Theme: Quest for True Names
Result: http://euske.github.io/github-data-2014/index.html
Challenge announcement: https://github.com/blog/1864-third-annual-github-data-challenge
- What are typical words used for variable names and function names? Answer: we got a list.
- Are they different in different languages? Answer: Yes, they are!
- We can assume nouns are commonly used for variables, and verbs for functions. Is there an interesting connection between them? Answer: Yes, there is!
- Result page: http://euske.github.io/github-data-2014/index.html
- Examine source code in three major languages: C, Java and Python.
- List the names for variables, functions (methods) and types (classes).
- Count common words from each list, and see if an interesting statistics emerges.
- Pick the top 100 repositories (in terms of Stars) that are labelled as each language. (via GitHub Search API, cf. https://developer.github.com/v3/search/) [Obtained at Aug. 8, 2014]
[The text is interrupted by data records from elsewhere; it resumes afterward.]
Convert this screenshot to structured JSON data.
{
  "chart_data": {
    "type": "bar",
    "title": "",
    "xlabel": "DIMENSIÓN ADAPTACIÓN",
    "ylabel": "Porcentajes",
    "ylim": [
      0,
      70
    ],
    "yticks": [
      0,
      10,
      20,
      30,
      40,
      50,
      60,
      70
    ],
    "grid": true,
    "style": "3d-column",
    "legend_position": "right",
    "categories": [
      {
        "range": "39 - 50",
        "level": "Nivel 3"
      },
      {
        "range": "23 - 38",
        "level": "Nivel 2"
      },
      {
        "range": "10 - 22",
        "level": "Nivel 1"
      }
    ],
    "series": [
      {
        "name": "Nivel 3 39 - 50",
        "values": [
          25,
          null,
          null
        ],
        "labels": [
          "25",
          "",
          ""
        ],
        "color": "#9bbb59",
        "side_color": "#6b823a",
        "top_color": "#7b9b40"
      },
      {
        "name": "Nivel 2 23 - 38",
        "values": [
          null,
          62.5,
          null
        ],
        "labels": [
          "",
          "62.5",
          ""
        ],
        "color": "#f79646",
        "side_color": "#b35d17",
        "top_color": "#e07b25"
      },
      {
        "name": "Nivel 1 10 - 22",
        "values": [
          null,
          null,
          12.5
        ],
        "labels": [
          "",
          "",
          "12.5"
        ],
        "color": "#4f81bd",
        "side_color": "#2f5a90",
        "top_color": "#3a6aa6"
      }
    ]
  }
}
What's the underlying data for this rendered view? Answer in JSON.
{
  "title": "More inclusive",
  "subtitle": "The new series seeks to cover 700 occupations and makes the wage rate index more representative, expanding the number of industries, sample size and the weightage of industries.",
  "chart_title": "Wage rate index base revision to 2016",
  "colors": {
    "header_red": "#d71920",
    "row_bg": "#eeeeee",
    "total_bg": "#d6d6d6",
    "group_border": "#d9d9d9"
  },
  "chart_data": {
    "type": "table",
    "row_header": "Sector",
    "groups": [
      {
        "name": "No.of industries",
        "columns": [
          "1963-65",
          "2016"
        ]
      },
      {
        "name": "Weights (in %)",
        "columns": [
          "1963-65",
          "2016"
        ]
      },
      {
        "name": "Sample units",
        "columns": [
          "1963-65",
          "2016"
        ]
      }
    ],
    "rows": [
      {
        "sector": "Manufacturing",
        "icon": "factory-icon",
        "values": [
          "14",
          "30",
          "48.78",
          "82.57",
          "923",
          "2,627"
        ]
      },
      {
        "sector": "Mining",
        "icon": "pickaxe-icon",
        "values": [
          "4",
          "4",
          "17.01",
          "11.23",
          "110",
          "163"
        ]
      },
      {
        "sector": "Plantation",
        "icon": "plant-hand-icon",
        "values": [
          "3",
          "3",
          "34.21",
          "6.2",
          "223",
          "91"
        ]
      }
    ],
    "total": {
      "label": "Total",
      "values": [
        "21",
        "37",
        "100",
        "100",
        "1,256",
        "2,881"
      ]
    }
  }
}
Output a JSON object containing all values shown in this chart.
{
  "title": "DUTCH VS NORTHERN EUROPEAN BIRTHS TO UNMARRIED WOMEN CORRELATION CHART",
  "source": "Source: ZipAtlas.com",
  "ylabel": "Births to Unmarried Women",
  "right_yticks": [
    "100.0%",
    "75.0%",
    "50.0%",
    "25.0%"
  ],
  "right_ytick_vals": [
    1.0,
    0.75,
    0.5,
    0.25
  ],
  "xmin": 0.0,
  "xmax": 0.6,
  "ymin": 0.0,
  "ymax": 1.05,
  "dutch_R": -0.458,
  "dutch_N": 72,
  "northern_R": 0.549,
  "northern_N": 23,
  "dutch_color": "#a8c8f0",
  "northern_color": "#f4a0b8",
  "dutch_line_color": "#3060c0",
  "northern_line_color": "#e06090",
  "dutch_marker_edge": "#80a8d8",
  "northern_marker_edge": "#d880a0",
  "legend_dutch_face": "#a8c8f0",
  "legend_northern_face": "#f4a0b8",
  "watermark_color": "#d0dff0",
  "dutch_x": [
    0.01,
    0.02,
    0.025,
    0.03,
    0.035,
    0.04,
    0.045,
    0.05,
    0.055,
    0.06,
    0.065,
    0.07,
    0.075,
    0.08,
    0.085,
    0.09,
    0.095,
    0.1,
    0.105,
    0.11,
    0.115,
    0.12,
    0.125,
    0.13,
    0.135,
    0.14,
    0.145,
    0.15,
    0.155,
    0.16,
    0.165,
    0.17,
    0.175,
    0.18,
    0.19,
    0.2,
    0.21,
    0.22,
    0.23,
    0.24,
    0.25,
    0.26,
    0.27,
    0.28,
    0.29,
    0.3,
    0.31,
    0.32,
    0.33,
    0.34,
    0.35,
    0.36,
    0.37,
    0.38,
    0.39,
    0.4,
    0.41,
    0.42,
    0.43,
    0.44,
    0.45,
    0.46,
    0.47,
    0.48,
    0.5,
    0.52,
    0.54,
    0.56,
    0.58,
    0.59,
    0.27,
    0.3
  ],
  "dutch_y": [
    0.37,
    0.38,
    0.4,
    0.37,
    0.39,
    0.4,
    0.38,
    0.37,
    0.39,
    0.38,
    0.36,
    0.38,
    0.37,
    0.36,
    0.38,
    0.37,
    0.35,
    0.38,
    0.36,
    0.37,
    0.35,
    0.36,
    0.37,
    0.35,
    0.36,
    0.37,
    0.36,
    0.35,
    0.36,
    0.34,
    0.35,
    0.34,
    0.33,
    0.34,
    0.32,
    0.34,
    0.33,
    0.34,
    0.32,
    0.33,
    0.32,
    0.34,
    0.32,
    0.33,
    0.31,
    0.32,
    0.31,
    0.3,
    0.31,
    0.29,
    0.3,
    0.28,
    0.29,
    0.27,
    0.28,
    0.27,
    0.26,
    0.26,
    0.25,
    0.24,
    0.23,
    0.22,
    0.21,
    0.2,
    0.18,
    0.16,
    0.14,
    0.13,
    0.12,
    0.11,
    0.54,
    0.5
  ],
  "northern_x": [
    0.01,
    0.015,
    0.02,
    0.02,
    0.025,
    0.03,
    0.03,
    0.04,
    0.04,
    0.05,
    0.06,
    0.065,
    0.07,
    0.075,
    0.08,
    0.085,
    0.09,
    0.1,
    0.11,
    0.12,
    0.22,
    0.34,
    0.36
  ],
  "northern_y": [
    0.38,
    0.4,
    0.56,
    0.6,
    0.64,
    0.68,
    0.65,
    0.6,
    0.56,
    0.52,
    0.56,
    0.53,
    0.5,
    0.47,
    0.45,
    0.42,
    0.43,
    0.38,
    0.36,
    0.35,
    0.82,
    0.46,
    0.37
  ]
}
- List all the files: (Caveats: We excluded non-ASCII filenames.)
- C: 110,705 files (including header files)
- Java: 94,635 files
- Python: 33,710 files
- Randomly pick files for each language that has reasonable file size. (1KB-100KB)
- C: 7,381 files (80MB in total)
- Java: 7,764 files (53MB in total)
- Python: 5,872 files (56MB in total)
- In order to mitigate the data skewness, we limited the maximum number of files for each repository to 100.
- We used ANTLR4 for C and Java (cf. http://antlr.org), and ast module for Python (cf. https://docs.python.org/2/library/ast.html).
- C Caveats: ANTLR4 cannot handle preprocessor directives,
so we stripped out #defines and #includes from the code.
After all, we're interested in a source code for human readers, not for compilers.
But this left a certain number of non-syntactic C codes.
(e.g.
int func(void *p, EXTRA_ARGS);
) - Python Caveats: Mixture of Python 2 and 3 code. The compiler.ast module handles both pretty well.
- The following names were excluded: one-letter names, "assert" as a function name, and "self" as a variable name (in Python).